Bringing Your Range Game To the Course
They say they wish they could bring their range game to the course and wonder why they don't do it.
Actually, they do bring their range game to the course, and that's the problem.
The range game is not a game you can play with.
What you do on the range is refine your swing.
There are no targets to hit, no penalties for missing.
We experiment at the range.
If this swing idea doesn't work, we can try others until the bucket is empty.
We concentrate on our swing more than the results.
The mental habit all this creates is to get locked into mechanics and do-overs.
On the course, things are different.
There is only one chance to hit the shot right.
Under that kind of pressure, golfers will fall back on what they know, what they're used to, what they are comfortable with.
And if what the golfer is comfortable with is the range frame of mind, golf will be a struggle because the range is full of allowances while the course has none.
What needs to be brought from the range is the swing.
What needs to be left at the range is the kind of mental readiness for a shot that you fall into there.
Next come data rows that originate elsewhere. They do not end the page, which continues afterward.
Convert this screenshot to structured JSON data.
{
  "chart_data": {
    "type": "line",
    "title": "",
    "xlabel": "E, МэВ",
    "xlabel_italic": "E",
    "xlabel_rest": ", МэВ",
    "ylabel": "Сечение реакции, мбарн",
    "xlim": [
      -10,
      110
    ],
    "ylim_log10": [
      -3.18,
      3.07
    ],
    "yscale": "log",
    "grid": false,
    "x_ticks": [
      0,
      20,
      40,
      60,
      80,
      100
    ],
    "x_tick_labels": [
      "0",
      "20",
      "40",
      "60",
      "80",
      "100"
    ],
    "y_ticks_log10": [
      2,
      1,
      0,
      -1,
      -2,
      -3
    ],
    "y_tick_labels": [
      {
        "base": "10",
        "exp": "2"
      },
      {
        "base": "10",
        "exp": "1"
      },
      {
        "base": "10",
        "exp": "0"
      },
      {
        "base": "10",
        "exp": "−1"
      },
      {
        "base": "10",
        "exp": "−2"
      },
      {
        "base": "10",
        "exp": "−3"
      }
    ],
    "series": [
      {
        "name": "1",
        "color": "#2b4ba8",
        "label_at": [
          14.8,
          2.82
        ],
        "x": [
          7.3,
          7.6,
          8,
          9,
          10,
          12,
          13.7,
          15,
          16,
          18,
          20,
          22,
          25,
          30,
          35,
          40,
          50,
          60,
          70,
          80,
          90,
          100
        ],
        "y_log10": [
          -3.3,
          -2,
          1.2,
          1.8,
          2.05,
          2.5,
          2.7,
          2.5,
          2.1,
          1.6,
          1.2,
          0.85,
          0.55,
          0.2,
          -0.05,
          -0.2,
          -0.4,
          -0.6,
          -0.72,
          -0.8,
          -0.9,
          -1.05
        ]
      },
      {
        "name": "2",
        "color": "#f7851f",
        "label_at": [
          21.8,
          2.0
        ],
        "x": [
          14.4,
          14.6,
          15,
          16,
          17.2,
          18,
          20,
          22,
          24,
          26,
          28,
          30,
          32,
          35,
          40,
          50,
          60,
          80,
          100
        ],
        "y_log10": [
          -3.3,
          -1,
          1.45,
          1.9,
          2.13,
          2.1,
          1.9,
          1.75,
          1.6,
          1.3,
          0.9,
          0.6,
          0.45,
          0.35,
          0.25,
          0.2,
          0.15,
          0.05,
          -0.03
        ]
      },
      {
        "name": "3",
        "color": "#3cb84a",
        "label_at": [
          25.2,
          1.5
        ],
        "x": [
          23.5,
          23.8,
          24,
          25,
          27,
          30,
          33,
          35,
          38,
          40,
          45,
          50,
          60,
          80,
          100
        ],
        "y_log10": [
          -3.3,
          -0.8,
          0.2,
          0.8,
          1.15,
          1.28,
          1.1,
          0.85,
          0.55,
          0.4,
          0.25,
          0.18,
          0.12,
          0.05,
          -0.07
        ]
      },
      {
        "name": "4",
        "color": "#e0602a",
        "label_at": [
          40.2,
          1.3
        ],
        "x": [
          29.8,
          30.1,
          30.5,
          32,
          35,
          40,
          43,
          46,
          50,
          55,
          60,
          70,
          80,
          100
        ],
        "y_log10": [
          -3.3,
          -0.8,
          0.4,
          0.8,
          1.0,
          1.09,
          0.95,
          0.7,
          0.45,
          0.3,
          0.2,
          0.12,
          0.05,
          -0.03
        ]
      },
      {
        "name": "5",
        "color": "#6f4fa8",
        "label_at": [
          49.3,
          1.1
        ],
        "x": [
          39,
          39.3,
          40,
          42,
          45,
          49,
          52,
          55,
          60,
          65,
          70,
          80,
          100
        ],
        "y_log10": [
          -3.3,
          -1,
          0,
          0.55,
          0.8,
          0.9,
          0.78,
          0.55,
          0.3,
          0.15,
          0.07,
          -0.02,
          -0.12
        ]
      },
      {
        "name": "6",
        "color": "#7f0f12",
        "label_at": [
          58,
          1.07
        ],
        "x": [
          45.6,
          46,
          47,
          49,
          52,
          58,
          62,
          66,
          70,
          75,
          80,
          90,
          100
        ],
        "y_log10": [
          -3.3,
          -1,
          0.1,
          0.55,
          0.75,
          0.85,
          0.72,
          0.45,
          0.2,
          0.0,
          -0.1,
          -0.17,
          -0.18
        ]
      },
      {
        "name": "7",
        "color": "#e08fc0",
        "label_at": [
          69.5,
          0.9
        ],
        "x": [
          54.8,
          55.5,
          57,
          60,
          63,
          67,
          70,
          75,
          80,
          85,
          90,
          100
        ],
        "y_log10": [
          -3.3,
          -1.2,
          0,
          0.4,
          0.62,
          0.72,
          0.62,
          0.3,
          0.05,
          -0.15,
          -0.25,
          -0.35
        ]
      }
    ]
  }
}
When you take your complete range game to the course, the mental conflict between the do-over mentality at the range and the one-and-done reality of the course leaves the golfer with nowhere to turn.
Try this.
Play a practice round in which you tee off and when you get within striking range of the green, hit three iron shots into it: a long iron/hybrid, a mid-iron, and a short iron (one of which should be your tee ball).
Do this on every hole.
You will notice after a few holes that you have started to get more careful about how you get ready for each shot.
The stakes have become apparent.
You set up with more care, aim with more care, and all you want to do with your swing is make an easy pass at the ball instead of slugging it.
You've stopped thinking about mechanics and have adjusted to playing one shot at a time.
Now you're playing golf.
This new mental approach, which prepares your mind so that when you have that one chance to hit a shot, your best shot or something close to it will come out, is what needs to be developed.
If you do this exercise for nine holes, you will learn more about how to hit good iron shots on the course, when it counts, than you could in nine sessions (and that's no exaggeration) at the range.
You'll learn which part of your range game to take with you, which part to leave behind, and what to put in its place.